The sustainability of international agricultural supply chains is fast becoming an important issue. The World Bank (2012) forecasts that demand in the next five years for key agricultural commodities will outstrip supply due to several challenges including; climate change, volatile pricing and ageing farming population (Barrientos 2012).
Practitioner groups argue that sustainable governance arrangements between Northern actors and Southern producers leads to more resilient supply chains (UNCTAD 2013). However, the mechanisms by which this may be achieved are not clear, especially since the adoption of sustainability standards may limit the ability of producers to withstand shocks through the adoption of monoculture and dependent supply chain relations. Conversely, some supply chain relationships may enhance resilience, e.g. through reduced supplier default. Moreover, resilience in supply chains remains under-theorised, with few connections to the emerging theory on sustainable supply chains.
Hence the overall aim for BURNS is to better understand and begin to theorise the factors that underpin resilient supply chains, whilst recognising the diversity of practice across chains, commodities and supply chain actors. In order to do this the project has the following objectives:
a) To set up an academic and practitioner network to share best practice in supply chain management from a variety of models from fair trade partnerships to corporate supply initiatives.
b) Critically analyse current understanding of resilience and sustainability in agricultural supply chains from a variety of theoretical, legal and stakeholder perspectives.
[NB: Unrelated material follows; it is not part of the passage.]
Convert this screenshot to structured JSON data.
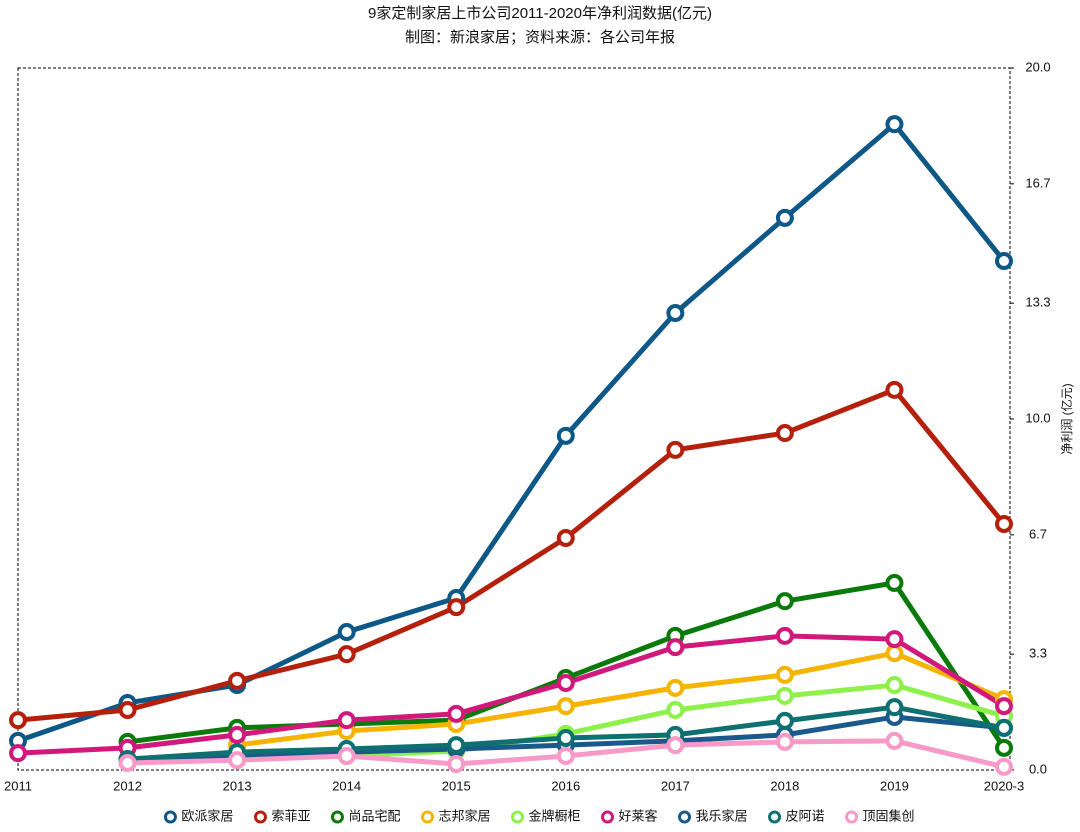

c) Collate and share examples of current conceptual and contractual approaches to resilient supply chains that include upstream stakeholders’ perspectives.
d) Work with practitioner partners (manufacturers, traders, processors, fair trade organisations, NGOs and Southern Producer Groups etc.) to identify key aspects of resilient supply chains and case studies/ data sets that could underpin future in-depth research.
e) To develop a major research grant proposal.